Master of Magic is a great game made by Microprose in the early nineties. It was the first computer game I really got absorbed in, and I still love the thing. It's one of the few abandonware games I actually have the diskettes for, somewhere.
MOM is sort of a cross between Civ and...er...an rpg of some kind. Anyways, to start, we have to pick out a kind of wizard for me to be.
Anyways, there are five kinds of magic a wizard can use. Life, Death, Chaos, Nature and Sorcery. You can choose up to 11 books out of any category, including a mix. Life and Death cannot be had together.
Life gives positive buffs, healing, and city enchantments that, for example, quell all rebels in a city, or increase the growth rate.
Death gives you a handfull of offensive spells, lots of different minions, and some nasty things. There's also a city enchantment "Dark rituals" that lets you sacrifice some of your population growth for mana.
Chaos gives you fire spells. There are a handfull of summonable minions, most of which are pretty decent fighters. There are also terrain altering spells that turn the lush and verdant landscape into a charred hellscape of volcanos and pollution. But then Captain planet might kick our arse. We can always summon a dragon to eat him if he gets uppity, if we have enough points in this category.
Nature gives us a bunch of pissy weak summonables, a bunch of weird combat spells, we can place down city walls with a spell, and we can reveal HUGE portions of the map. I don't really like nature, but you guys might, y'know?

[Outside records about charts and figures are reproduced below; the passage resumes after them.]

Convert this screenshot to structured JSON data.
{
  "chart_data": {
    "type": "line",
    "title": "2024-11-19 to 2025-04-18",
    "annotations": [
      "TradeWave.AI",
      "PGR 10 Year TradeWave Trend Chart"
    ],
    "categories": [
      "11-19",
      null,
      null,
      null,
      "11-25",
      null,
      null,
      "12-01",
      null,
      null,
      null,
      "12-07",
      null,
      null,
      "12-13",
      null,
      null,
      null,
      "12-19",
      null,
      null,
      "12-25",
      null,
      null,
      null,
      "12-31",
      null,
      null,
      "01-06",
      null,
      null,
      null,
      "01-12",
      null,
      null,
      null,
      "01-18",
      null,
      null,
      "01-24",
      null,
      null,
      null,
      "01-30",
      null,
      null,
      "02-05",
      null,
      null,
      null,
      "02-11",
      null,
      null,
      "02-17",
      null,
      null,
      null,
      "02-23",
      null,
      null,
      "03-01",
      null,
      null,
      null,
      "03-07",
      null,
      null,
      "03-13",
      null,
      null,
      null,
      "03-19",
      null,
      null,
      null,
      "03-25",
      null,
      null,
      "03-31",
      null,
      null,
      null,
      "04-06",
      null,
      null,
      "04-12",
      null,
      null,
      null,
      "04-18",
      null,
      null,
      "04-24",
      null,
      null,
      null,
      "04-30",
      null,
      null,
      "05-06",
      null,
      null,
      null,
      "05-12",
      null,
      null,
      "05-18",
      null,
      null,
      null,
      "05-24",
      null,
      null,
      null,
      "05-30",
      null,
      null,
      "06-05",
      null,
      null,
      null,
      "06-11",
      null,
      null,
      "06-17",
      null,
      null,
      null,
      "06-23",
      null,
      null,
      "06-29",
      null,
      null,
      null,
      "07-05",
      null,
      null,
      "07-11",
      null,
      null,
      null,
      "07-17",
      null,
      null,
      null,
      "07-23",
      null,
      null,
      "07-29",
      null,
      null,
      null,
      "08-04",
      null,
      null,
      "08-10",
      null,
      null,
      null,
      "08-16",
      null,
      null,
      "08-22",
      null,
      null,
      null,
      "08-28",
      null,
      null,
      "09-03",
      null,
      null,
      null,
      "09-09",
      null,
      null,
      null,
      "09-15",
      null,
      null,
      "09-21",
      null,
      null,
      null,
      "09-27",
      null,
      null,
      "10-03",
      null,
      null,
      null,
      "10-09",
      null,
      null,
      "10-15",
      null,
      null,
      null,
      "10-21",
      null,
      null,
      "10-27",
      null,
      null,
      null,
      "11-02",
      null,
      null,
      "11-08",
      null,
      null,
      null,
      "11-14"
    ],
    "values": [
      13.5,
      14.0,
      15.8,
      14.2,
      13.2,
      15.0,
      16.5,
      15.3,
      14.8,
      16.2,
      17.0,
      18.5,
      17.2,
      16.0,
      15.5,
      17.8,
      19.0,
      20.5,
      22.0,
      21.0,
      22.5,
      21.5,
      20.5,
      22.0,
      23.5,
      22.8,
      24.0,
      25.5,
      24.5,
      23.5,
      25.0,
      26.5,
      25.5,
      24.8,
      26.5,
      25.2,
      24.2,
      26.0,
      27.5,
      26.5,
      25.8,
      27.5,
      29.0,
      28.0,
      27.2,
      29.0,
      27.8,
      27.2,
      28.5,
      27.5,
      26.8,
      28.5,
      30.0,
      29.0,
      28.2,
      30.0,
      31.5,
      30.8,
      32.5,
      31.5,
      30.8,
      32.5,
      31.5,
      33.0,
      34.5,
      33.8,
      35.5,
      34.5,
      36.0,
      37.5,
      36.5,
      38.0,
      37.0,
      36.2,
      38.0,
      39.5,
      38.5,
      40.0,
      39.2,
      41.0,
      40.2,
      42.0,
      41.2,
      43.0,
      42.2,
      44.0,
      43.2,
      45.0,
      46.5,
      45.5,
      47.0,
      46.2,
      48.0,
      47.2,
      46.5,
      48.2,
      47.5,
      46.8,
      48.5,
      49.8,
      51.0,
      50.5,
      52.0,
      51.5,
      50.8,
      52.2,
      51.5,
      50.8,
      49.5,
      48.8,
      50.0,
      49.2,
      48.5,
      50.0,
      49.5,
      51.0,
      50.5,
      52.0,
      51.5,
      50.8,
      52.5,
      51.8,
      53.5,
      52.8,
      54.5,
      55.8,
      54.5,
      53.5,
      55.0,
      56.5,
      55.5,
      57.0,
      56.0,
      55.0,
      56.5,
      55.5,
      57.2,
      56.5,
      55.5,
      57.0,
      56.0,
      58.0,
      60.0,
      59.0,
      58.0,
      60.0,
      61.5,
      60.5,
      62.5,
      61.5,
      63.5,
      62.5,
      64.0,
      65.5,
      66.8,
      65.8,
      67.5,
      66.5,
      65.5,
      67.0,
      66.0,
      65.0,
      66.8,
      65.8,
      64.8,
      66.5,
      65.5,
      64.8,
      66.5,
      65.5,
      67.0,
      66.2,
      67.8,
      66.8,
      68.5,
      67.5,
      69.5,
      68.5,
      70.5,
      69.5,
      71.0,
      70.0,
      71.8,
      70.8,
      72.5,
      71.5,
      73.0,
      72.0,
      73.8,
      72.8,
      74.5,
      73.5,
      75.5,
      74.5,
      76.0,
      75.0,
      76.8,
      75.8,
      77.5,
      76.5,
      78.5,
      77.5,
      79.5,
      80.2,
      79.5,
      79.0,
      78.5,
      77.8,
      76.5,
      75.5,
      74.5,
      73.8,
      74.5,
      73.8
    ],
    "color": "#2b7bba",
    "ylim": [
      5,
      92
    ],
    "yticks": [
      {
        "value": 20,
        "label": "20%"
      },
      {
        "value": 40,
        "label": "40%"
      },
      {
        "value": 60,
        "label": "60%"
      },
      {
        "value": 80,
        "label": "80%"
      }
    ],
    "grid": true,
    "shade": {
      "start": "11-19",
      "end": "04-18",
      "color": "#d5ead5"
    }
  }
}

Sorcery is the neat kind of magic that lets you summon some weird stuff, enchant units to fly or be resistant to projectiles. It also gives you a little island transport that's a summonable thingy. And a dragon, if you've got enough points spent on it.
There are also a bunch of traits. These give bonuses that aren't just spells and better spells, but they cost points, too. For now, we're only going to choose one out of four.
Alchemy: 1 pick. Allows me to turn gold into mana and mana to gold in a 1 for 1 ratio rather than 2 for 1. Sort of usefull, but we're usually rolling in money and mana anyways.
Warlord: 2 picks. Ordinary units can advance one rank further in experience. This is not to be scoffed at, because the difference is pretty potent. There's also a life spell that does this, and the spells stack so you can get uber-soldiers as a life-specialized warlord.
Artificer: 1 pick. We start with both item creation spells and it costs half as much to make magic items for our heroes. However, I usually don't go in for heroes because they're cheap. On the other hand, A high-level hero with all his equiptment as custom made artifacts kills people, really, really fast. They can clear entire battlefields.
Conjuror: 1 pick. Summoning spells take 25% less time to research, and cost to cast. Upkeep is 25% less on magical creatures, too. This is okay. If we go in for legions of demons or undead skellies and stuff, this is the way to go.
Now go ahead and tell me what you'd like me to pick.